Later, seven organizations, including the American Civil Liberties Union, investigated Cibola and reported abuse and neglect of detainees. In their report in April of this year they listed that the center had inadequate medical and mental health care, abuses related to solitary confinement, discrimination and verbal abuse, and inappropriate meals, among other issues.

There was also a case of a transgender woman dying in Cibola in May 2018. Roxsana Hernandez, a 33-year-old Honduran trans woman seeking asylum, died in custody at Cibola. Many believe it was due to medical neglect.

"Days after she presented for asylum and was detained, Department of Homeland Security officials rushed Roxsana to an emergency department in Chula Vista, California. Once there, she was diagnosed with cough, congestion, fever, and unmedicated HIV. Despite the overwhelming medical consensus as to the standard of care in such situations, she was not admitted for treatment or monitored," according to the Transgender Law Center.

The Transgender Law Center also reported Hernandez's autopsy report indicated blunt force trauma to her head, deep tissue damage, and handcuff injuries.

The letter from detainees directly contrasts with the summer camp-like images shown to the media last month by Immigration and Customs Enforcement. Reporters from the Washington Blade toured Cibola, but did not get a full look at the facility.

"The reporters were not allowed to speak with individual detainees and were not granted access to the unit in which detainees are held in solitary confinement. The reporters were also not allowed to bring telephones or recording devices into the facility," the Blade reported last month.

"Officials from our unit have carried out activities to create an opposite image of reality," the migrants said in response to ICE's portrayal of Cibola. "They deceived us, forcing us to sign documents that weren't explained at all. We didn't even know what they were about."

ICE spokeswoman Leticia Zamarripa responded to the migrants' letter, according to the Mirror.

"ICE takes seriously all allegations and investigates them thoroughly," Zamarripa said. "However, ICE cannot research or provide individual comment on any allegations, including alleged medical mistreatment without the specific details.

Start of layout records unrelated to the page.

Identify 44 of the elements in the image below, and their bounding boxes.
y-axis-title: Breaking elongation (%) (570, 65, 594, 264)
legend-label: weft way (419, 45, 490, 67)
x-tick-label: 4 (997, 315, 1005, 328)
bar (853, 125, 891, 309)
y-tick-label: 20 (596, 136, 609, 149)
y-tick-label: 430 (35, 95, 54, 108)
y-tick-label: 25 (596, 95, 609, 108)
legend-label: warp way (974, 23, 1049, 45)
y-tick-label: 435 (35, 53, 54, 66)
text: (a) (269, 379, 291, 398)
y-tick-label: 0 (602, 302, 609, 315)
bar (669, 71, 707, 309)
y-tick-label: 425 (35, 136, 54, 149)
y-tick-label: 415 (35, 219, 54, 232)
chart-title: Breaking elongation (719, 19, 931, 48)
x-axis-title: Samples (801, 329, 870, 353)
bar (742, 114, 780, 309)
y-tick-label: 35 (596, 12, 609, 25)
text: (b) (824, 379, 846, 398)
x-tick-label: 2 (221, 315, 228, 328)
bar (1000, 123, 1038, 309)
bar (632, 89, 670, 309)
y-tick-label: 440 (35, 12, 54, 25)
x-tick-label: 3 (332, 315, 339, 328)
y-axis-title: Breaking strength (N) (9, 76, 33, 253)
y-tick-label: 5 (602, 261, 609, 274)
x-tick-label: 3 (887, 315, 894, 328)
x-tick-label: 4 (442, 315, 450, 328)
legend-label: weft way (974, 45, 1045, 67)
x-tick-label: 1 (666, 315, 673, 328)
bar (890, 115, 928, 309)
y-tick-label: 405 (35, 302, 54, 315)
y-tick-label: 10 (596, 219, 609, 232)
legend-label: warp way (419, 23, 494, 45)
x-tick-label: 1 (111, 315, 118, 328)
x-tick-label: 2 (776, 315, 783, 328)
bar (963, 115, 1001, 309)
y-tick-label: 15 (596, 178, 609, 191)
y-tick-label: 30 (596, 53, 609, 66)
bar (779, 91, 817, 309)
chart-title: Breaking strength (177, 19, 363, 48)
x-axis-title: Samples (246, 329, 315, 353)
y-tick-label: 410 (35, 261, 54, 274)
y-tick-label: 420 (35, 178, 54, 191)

ICE encourages such specific reporting so that all allegations can be thoroughly researched and corrected, if necessary, or debunked."

ICE has updated guidelines on how to treat transgender detainees and has also considered opening a second transgender unit.

"The Transgender Care Memorandum reaffirms ICE's commitment to provide a safe, secure, and respectful environment for all those in our custody, including those individuals who identify as transgender," said ICE ERO Executive Assistant Director Thomas Homan. "We want to make sure our employees have the tools and resources available to learn more about how to interact with transgender individuals and ensure effective standards exist to house and care for them throughout the custody cycle."

The trans detainees insist that ICE officials' statements are all talk and the situation on the ground does not match their descriptions.

"Our feelings, our worries, our indignation, the violation of our rights, our vulnerability before ICE and the officials that work here: it is for all these reasons we are expressing ourselves through this letter not just as trans women but also as human beings," the letter reads. "We are dismayed by the worrying circumstances that we are living in."

"We are not criminals, we are human beings and we have rights like any other person."